As we were entering inside, the atmosphere turned sombre. It is bound to happen as one comes face to face with a destroyed yet imposing Mandir façade. Once inside the precincts, a clean, marbled vista welcomes you. Here too, you are rushed through the Darshan but you can do Abhishekam or a leisurely darshan at other smaller temples inside, which we did. We stayed inside the precinct for some time and then proceeded outside by way of the newly built Kashi Vishwanath corridor. While the corridor is huge and beautiful, one certainly notices the absence of any significant tree cover and most certainly it must be very hot during the summer. One also notices the elegant statue of the Maratha queen and respected Sadhvi, Ahilyabai Holkar, who is credited with rebuilding the Kashi Vishwanath temple, among many other temples and river ghats across many Hindu holy sites across north and west India.

The life giving Ganga


The first vision of the river Ganga is an experience in itself. The river flowing serenely, the small boats undulating on the river waters, the cacophony of the water birds, the river sands on the opposing bank, and the unending ghats, a different world altogether. We roamed from one ghat to another, watching pilgrims, Indian and foreigners alike, taking a holy dip in the holy river or various Sadhus, who sat along the ghats meditating or offering Jyotish services. As we neared the Manikarnika ghat, we paused, watching the sombre rituals, the burning pyres of the most sacred and oldest cremation grounds on the Ganga river and later made our way back towards our hotel.
The Ganga Aarti is an experience not to be missed. When we approached the Ghats in the evening twilight, it again felt as if the entire city was heading there. The street is taken over by many hawkers who have everything to sell. The atmosphere was electric and people were enjoying collecting the wares on offer. Though crowded, the crowds were never irritating and we enjoyed being part of that festival of humanity. Once we reached near the ghat some boys approached us to offer a view of the Ganga Aarti from their balcony, for a fee. Though skeptical at first, we did take their offer. They took us through narrow gulleys and then climbed narrower steps, to the gallery where some people were already occupying rickety, plastic chairs. We occupied similar chairs and waited for the Ganga Aarti to start. Starting with lighting of diyas, dozens and dozens of people approaching from the river side on small boats, both rowed and motorized, many people sitting in an orderly fashion very near to the Aarti stages, the atmosphere was charged with a pious spirit. The next 2 hours passed in a blur and we returned to out hotel, our piety truly sated.

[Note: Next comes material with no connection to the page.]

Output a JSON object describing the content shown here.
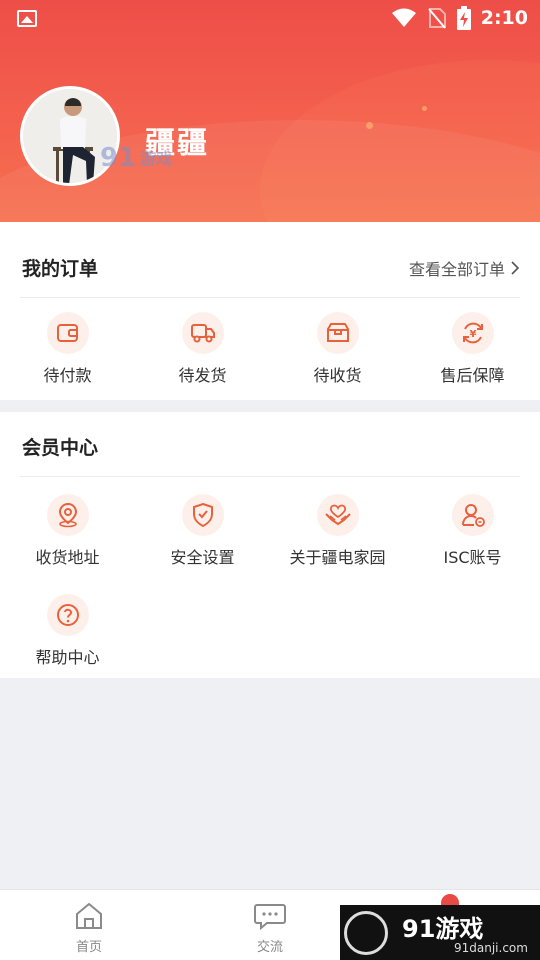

The next day too, we visited the Kashi Vishwanath temple and roamed through the narrowest streets in the city, which are cleaned on a regular basis throughout the day to give pilgrims and casual visitors a truly memorable experience.
We truly felt one with the city, a sense of calm inspite of the thronging crowds, and could easily relate to the religious sentiments of generations of Indians who feel a unique connection to this city, which is known as a city of moksh attainment.